An easy check on this is to compare the residual deviance to the residual degrees of freedom. They ratio should be 1 if the model fits the data.
fit2<-glm(healthdays~factor(race_eth)+factor(educ)+factor(agec), data=brfss_17, family=poisson)
summary(fit2)
##
## Call:
## glm(formula = healthdays ~ factor(race_eth) + factor(educ) +
## factor(agec), family = poisson, data = brfss_17)
##
## Deviance Residuals:
## Min 1Q Median 3Q Max
## -4.8185 -2.5729 -2.1278 -0.6355 11.6925
##
## Coefficients:
## Estimate Std. Error z value Pr(>|z|)
## (Intercept) 1.779975 0.004132 430.80 <2e-16 ***
## factor(race_eth)hispanic -0.142360 0.003955 -35.99 <2e-16 ***
## factor(race_eth)nh black -0.042015 0.003685 -11.40 <2e-16 ***
## factor(race_eth)nh multirace 0.350208 0.006776 51.68 <2e-16 ***
## factor(race_eth)nh other -0.092791 0.005791 -16.02 <2e-16 ***
## factor(educ)0Prim 0.178867 0.007458 23.98 <2e-16 ***
## factor(educ)1somehs 0.321579 0.004947 65.00 <2e-16 ***
## factor(educ)3somecol -0.047151 0.002942 -16.03 <2e-16 ***
## factor(educ)4colgrad -0.476330 0.002970 -160.38 <2e-16 ***
## factor(agec)(24,39] -0.098742 0.004426 -22.31 <2e-16 ***
## factor(agec)(39,59] -0.192433 0.004160 -46.26 <2e-16 ***
## factor(agec)(59,79] -0.583089 0.004284 -136.10 <2e-16 ***
## factor(agec)(79,99] -0.999473 0.006685 -149.50 <2e-16 ***
## ---
## Signif. codes: 0 '***' 0.001 '**' 0.01 '*' 0.05 '.' 0.1 ' ' 1
##
## (Dispersion parameter for poisson family taken to be 1)
##
## Null deviance: 2425055 on 222096 degrees of freedom
## Residual deviance: 2324182 on 222084 degrees of freedom
## (8778 observations deleted due to missingness)
## AIC: 2595781
##
## Number of Fisher Scoring iterations: 7
scale<-sqrt(fit2$deviance/fit2$df.residual)
scale
## [1] 3.235016
1-pchisq(fit2$deviance, df = fit2$df.residual)
## [1] 0
The Dispersion parameter for poisson family was 16.32728 which is overdispersed since its suppose to equal 1.Therefore, it is an evidence that the model is not a good fit.
##. 2.b.
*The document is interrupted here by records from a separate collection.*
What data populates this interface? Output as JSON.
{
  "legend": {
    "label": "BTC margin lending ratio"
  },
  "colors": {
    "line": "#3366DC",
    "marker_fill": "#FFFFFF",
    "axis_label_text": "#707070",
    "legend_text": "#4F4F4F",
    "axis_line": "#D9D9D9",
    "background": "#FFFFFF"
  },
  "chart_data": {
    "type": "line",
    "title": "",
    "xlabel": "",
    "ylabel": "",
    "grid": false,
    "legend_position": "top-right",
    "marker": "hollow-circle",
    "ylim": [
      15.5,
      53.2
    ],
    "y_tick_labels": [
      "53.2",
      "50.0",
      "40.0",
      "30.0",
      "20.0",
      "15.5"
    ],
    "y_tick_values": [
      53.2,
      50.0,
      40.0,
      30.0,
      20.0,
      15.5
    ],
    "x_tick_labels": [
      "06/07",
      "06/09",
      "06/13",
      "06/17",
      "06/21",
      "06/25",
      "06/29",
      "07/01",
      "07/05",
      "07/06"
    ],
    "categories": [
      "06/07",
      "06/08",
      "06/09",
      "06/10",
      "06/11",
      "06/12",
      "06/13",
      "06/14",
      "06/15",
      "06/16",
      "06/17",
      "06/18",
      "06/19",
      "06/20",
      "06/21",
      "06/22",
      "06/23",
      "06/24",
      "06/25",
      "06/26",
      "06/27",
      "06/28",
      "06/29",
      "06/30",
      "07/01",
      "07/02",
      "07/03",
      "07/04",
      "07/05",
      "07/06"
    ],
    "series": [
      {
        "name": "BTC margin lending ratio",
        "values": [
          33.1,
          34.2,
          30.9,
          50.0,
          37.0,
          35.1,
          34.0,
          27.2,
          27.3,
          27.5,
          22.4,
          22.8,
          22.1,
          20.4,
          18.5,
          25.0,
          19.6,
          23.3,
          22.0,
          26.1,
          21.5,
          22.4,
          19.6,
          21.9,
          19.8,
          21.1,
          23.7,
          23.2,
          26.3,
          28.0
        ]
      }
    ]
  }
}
Is the Poisson model a good choice?
The test of model fit, using a chi-square distribution, with degrees of freedom equal to the residual produced a result of 0. So, this p value is 0, which means the model does not fit the data. That means the poisson model is not a good choice for this model.
library(MASS)
##
## Attaching package: 'MASS'
## The following object is masked from 'package:dplyr':
##
## select
fit.nb1<-glm.nb(healthdays~factor(race_eth)+factor(educ)+factor(agec),
data=sub,
weights=mmsawt/mean(mmsawt, na.rm=T))
summary(fit.nb1)
##
## Call:
## glm.nb(formula = healthdays ~ factor(race_eth) + factor(educ) +
## factor(agec), data = sub, weights = mmsawt/mean(mmsawt, na.rm = T),
## init.theta = 0.1455502131, link = log)
##
## Deviance Residuals:
## Min 1Q Median 3Q Max
## -8.3581 -0.7510 -0.3927 -0.0611 9.0452
##
## Coefficients:
## Estimate Std. Error z value Pr(>|z|)
## (Intercept) 1.82172 0.02041 89.251 < 2e-16 ***
## factor(race_eth)hispanic -0.18992 0.01761 -10.783 < 2e-16 ***
## factor(race_eth)nh black -0.05977 0.01826 -3.273 0.00106 **
## factor(race_eth)nh multirace 0.29235 0.05130 5.699 1.21e-08 ***
## factor(race_eth)nh other -0.25554 0.02368 -10.789 < 2e-16 ***
## factor(educ)0Prim 0.21989 0.03359 6.547 5.89e-11 ***
## factor(educ)1somehs 0.26405 0.02525 10.458 < 2e-16 ***
## factor(educ)3somecol -0.04284 0.01599 -2.679 0.00738 **
## factor(educ)4colgrad -0.47759 0.01641 -29.101 < 2e-16 ***
## factor(agec)(24,39] -0.14116 0.02107 -6.700 2.08e-11 ***
## factor(agec)(39,59] -0.28785 0.02033 -14.160 < 2e-16 ***
## factor(agec)(59,79] -0.59776 0.02156 -27.730 < 2e-16 ***
## factor(agec)(79,99] -0.94428 0.03474 -27.183 < 2e-16 ***
## ---
## Signif. codes: 0 '***' 0.001 '**' 0.01 '*' 0.05 '.' 0.1 ' ' 1
##
## (Dispersion parameter for Negative Binomial(0.1456) family taken to be 1)
##
## Null deviance: 147894 on 198380 degrees of freedom
## Residual deviance: 144866 on 198368 degrees of freedom
## AIC: 746958
##
## Number of Fisher Scoring iterations: 1
##
##
## Theta: 0.145550
## Std. Err.: 0.000676
##
## 2 x log-likelihood: -746930.390000
The AIC of 746,958 of the alternative model is lower than the AIC of the Poisson model, Therefore, the alternative (Negative binomial model) is a good fit for this model.